ÉMOTIONS — 25. Le flair (par Sinclair Dumontais)

Au sens propre, c’est la reconnaissance de ce qui est. Au sens figuré, c’est son anticipation.

La différence n’est pas que temporelle : si le premier ne fait que vous éviter d’avoir l’air un peu con (sentir le parfum de la fraise devant un sorbet à la framboise), le deuxième peut vous couvrir d’éloges (vous avez su flairer le danger) ou engendrer une vive jalousie (vous avez su flairer la bonne affaire). C’est selon. Et en utilisant le premier dans le contexte du second, on dira « ça sent bon » ou « ça sent mauvais » si c’est de bon ou de mauvais augure.
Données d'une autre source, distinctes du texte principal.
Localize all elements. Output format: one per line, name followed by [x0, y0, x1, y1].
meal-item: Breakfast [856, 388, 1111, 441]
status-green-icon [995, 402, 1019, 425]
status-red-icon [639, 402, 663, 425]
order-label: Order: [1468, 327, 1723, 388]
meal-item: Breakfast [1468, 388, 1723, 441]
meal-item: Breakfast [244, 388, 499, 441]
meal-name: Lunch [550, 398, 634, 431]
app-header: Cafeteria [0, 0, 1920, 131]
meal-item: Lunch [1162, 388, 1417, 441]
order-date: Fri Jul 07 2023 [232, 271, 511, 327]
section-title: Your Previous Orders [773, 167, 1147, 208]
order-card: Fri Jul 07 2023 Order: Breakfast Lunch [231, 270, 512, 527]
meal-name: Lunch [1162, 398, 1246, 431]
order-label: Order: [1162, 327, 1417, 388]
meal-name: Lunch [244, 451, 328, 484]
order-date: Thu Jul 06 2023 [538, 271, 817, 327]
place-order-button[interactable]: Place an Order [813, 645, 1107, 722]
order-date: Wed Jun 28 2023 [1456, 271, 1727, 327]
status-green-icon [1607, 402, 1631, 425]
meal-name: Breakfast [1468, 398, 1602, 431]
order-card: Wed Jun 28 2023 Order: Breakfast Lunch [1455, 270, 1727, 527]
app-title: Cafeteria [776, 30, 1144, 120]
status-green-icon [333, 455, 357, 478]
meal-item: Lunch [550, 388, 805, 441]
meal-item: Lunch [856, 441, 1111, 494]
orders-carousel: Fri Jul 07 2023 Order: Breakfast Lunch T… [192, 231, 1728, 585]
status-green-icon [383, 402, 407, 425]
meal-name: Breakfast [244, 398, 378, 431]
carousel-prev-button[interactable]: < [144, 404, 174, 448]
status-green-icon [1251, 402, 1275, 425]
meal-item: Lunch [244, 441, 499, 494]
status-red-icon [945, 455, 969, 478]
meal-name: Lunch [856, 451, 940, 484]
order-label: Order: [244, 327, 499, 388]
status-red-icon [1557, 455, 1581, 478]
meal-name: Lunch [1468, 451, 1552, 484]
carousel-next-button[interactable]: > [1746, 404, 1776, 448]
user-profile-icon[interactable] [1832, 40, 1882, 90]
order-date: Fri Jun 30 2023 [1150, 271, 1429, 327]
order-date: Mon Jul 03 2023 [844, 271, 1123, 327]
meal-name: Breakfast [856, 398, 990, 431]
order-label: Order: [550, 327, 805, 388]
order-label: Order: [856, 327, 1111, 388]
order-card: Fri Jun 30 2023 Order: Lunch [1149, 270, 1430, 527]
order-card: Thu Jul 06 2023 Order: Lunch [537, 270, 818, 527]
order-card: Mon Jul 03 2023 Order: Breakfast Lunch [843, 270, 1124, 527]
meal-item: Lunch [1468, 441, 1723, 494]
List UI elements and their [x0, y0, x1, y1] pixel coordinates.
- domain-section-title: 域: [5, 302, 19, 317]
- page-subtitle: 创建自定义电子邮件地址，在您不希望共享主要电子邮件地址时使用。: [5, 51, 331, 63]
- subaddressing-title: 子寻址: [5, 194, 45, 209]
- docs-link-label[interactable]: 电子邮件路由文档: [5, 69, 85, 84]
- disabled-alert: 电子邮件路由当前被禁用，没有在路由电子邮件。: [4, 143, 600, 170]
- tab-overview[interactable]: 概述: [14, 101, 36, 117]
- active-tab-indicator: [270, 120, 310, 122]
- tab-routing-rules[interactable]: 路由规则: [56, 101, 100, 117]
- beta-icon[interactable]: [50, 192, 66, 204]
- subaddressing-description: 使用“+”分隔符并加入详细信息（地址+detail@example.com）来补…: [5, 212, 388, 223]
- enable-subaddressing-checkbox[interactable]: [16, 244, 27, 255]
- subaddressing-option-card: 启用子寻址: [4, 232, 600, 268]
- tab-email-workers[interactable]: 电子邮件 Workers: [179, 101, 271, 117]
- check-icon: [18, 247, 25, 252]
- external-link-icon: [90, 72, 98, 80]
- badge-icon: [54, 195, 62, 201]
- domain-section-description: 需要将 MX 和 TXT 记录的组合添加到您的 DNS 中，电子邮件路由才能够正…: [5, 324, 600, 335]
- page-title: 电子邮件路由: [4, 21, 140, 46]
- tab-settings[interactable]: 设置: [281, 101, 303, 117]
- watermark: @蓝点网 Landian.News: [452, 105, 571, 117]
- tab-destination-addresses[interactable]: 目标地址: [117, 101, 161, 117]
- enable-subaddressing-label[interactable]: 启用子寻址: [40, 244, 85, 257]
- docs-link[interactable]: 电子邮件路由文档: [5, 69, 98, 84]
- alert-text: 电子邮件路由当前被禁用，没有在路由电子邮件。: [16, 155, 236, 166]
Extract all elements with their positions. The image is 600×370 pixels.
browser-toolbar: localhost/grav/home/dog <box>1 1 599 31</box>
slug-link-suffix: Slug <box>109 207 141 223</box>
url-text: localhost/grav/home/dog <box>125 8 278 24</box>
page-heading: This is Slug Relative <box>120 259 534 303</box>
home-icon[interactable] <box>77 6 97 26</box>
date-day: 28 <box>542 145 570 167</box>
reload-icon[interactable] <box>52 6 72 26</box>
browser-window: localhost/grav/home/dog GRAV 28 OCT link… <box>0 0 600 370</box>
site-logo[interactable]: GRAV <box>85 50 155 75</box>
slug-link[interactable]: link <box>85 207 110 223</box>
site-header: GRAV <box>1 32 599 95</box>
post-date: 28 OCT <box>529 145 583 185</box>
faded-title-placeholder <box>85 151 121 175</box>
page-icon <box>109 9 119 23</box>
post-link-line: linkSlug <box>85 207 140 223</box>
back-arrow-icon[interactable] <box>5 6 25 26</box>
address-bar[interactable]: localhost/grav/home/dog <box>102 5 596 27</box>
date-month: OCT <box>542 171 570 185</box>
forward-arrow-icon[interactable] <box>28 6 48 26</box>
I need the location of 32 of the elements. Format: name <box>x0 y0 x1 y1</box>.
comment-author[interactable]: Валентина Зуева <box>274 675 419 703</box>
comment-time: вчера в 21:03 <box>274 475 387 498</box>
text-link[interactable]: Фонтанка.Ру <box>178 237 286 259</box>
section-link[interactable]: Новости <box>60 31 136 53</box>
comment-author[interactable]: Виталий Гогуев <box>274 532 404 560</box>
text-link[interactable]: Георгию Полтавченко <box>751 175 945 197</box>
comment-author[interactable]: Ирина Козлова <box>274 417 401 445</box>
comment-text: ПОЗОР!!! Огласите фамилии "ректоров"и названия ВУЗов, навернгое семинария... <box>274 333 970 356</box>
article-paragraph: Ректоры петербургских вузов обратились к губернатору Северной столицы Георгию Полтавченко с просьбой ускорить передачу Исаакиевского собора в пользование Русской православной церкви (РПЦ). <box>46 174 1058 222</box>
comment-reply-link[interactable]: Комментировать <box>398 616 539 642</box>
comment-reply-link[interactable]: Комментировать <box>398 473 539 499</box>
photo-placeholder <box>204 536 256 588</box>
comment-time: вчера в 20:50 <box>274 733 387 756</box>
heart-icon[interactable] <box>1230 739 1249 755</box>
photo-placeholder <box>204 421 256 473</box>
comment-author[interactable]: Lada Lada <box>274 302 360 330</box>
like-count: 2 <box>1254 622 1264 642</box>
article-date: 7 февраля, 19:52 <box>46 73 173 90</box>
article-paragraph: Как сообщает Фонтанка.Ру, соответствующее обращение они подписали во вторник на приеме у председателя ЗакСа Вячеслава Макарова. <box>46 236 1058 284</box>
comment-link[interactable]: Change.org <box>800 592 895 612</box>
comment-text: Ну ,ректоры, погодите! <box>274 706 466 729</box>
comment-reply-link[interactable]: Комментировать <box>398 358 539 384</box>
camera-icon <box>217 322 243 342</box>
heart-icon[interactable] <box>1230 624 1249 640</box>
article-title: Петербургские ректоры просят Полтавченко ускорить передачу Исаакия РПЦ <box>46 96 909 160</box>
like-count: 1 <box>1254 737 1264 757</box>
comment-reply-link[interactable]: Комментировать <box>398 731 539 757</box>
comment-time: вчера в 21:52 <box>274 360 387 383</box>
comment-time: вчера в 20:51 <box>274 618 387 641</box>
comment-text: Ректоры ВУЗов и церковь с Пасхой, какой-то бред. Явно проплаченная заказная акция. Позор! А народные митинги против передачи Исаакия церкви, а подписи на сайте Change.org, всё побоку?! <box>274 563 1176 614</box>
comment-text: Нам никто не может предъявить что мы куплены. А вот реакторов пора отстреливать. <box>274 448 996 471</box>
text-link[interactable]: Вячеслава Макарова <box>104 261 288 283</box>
Amusant, certes, mais c’est un tout autre flair qui me fascine. C’est ce moment précis où vous êtes non seulement certain, mais persuadé que quelque chose est sur le point de se produire. Quoi ? Vous n’en savez rien, strictement rien, car rien ne suggère que quelque chose va se produire, mais ce quelque chose est tout de même tellement imminent qu’il est impossible qu’il ne se passe rien.

La dernière fois, c’était dans un centre commercial. J’étais assis sur l’un de ces bancs qu’ils mettent au milieu de l’allée pour que les vieilles dames puissent s’asseoir un peu pour reposer leurs jambes entre la pharmacie et la boutique de mode. De ma place, je voyais passer des gens de tous âges avec des sacs identifiés aux boutiques d’où ils venaient. Il y avait des parents avec leurs enfants, bien sûr. Puis des ados en troupeau. Puis des personnes seules. Devant moi, c’était un restaurant  à la cuisine douteuse, mais néanmoins bondé.

Il se passait tout, mais il ne se passait rien tellement c’était commun, prévisible. C’était un mardi et ç’aurait pu être un jeudi. C’était le matin et ç’aurait pu être l’après-midi. En fait, la scène était identique à celle que j’avais vue deux semaines auparavant, quand j’étais venu acheter une paire de chaussures. D’ailleurs, les personnes qui étaient là étaient peut-être les mêmes. Qui sait. Si je revenais ici deux semaines plus tard, elles revenaient peut-être elles aussi deux semaines plus tard.

Il ne se passait rien, donc. Tellement rien que j’ai eu ce flair qu’il se passerait quelque chose. Quoi ? Aucune idée. Et plus vlan ! C’est arrivé. Un homme est passé sur un petit véhicule avec des brosses en dessous. Derrière lui, il laissait un plancher un peu luisant parce qu’un minuscule jet d’eau giclait vers le bas devant ses brosses.

Ç’aurait pu être autre chose, ce quelque chose qui allait se produire. Un garçon de dix ans qui passe en courant parce qu’il a piqué un appareil photo. Un enfant qui tombe de sa poussette et qui se casse deux dents sur les dalles de céramique. Un couple qui règle ses problèmes en public, comme s’ils étaient dans leur salon. N’importe quoi ! Mais qu’importe quoi : j’avais eu ce flair que quelque chose se produirait.

Personne ne m’a couvert d’éloges, personne ne m’a jalousé d’avoir eu ce flair qu’il se passerait quelque chose. Normal, car si plusieurs ont vu passer ce véhicule qui lavait le plancher, je suis probablement le seul à avoir remarqué qu’il créait un événement là où il ne se passe généralement rien.